The jobs are expected to be awarded in September or October this year.
The project is a critical first step in achieving the long-delayed Integrated Common Payment System (ICPS), a federal government ambition that dates back to 2015. This project would be the most serious attempt yet at realising that vision.
TechStore is no stranger to implementing systems for mass transit. It was involved in the Putrajaya MRT line, LRT3 and the much-anticipated Johor Bahru-Singapore Rapid Transit System (RTS) Link.
On Jan 31, 2024, Mass Rapid Transit Corp Sdn Bhd (MRT Corp) awarded the RM38.6 million contract for the design, construction, installation and completion of Malaysian agencies’ fit-out works at the Woodlands North Customs, Immigration and Quarantine (CIQ) facilities to TechStore.
“With RTS, we cover both sides — Malaysia and Singapore. It’s our first international railway contract and it’s a strong springboard for us to pursue more overseas jobs in the future,” says Tan.
TechStore was also awarded the contract for the AFC and electronic access control projects for the LRT3, worth a total of RM130 million. The group says it has been involved in six of the seven key subsystems in the railway transport industry. The subsystems are rolling stock and depot equipment, signalling, power, communication, AFC, information and communication systems, and computerised maintenance management systems.

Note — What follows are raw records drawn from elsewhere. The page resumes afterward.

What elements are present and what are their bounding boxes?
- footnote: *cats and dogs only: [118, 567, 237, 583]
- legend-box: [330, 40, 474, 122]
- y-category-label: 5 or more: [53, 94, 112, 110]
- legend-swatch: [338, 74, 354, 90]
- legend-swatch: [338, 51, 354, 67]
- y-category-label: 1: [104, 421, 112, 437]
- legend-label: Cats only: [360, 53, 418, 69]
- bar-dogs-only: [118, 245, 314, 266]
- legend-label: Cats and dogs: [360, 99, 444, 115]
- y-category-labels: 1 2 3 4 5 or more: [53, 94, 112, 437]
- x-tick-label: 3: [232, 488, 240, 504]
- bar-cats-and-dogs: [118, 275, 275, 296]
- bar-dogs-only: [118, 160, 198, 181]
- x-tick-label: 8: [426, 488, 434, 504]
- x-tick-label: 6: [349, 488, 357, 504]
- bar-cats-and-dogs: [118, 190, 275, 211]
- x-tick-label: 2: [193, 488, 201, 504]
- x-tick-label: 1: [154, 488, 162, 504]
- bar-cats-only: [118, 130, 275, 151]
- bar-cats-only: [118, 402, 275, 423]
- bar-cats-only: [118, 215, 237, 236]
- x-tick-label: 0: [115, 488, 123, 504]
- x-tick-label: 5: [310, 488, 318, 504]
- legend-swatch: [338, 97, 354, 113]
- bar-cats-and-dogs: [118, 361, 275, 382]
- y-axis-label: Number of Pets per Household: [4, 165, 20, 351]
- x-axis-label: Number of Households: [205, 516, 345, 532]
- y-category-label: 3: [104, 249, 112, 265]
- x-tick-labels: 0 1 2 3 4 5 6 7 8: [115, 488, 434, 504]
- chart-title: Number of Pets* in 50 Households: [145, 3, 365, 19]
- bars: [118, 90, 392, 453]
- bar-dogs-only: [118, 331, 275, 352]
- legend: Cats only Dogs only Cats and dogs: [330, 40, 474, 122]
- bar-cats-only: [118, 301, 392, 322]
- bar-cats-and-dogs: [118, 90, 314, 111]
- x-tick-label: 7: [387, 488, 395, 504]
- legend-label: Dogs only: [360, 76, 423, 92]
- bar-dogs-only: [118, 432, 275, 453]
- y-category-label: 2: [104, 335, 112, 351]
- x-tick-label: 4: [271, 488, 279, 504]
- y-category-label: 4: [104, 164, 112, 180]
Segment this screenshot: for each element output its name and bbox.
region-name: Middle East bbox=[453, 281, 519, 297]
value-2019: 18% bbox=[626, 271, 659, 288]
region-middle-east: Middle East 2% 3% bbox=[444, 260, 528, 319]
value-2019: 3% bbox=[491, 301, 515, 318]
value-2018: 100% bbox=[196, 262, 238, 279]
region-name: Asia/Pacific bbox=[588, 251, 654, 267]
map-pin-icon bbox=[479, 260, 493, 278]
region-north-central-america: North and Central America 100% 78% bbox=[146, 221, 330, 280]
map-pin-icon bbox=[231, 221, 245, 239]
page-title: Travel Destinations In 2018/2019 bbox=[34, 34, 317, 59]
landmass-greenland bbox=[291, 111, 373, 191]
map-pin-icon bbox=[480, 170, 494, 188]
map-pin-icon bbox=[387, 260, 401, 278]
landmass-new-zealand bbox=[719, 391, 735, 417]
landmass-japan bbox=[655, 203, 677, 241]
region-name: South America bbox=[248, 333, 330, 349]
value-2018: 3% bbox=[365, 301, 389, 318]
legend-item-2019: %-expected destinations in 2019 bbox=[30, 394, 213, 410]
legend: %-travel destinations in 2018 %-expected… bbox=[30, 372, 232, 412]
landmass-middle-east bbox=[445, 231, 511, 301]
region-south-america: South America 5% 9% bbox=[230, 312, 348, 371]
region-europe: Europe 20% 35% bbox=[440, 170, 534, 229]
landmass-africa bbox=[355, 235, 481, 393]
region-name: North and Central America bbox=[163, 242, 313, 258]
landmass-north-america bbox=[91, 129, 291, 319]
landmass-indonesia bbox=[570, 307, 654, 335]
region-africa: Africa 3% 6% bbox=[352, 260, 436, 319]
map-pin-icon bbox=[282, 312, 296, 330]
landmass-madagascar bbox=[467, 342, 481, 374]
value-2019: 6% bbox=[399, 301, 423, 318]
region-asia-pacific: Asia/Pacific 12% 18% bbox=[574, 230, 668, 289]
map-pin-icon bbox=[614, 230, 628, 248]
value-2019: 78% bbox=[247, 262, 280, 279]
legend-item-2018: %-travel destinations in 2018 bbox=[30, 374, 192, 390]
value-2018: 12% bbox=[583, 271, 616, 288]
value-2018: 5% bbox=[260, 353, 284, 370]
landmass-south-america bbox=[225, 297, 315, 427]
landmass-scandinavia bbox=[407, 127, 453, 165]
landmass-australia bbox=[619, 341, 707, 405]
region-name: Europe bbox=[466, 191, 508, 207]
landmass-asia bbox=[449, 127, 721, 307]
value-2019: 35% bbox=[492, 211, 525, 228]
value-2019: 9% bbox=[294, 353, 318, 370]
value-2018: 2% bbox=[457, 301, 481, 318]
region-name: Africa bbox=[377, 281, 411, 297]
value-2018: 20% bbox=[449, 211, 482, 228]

“The only area we have yet to fully enter is rolling stock. But we’re looking for ways to build capability there too,” says Tan.
TechStore’s net profit margin has been declining since the financial year 2022, decreasing from 23% in FY2021 to 11.6% in FY2024. This indicates that the group has had to embark on competitive pricing strategies to secure new projects.
While acknowledging this, Tan explains that the declining margins were due to multiple factors, including early-stage government projects, foreign exchange volatility and pandemic-era disruptions.
“Some of these [were] awarded projects with lower double-digit [margins], so that’s why we averaged down slightly,” he says, referring to previous contracts that diluted overall profitability. The group’s strategic shift to the public sector also required an upfront investment of time and resources, which initially weighed on margins, he adds.
“This is a learning curve basically … increasing our cost,” says Tan, adding that the delay in project completion also caused some payments to be stuck. “Even we are running [ahead] to deliver all the technology. But if the project doesn’t go live … we will have money stuck there as well.”
In the first quarter ended March 31, 2025, TechStore reported a net profit of RM1.04 million on the back of RM14.01 million in revenue, which translates into a net profit margin of 7.4%.
Despite these headwinds, Tan is confident that margins will normalise and improve in the coming financial year, driven by new contracts that reflect updated pricing assumptions and stabilising supply chains. “I believe that 2025 will be a better year because it’s getting much more stable,” he says.
TechStore, which was listed on Feb 18 this year, closed at 20.5 sen last Thursday, 2.5% above its IPO price of 20 sen.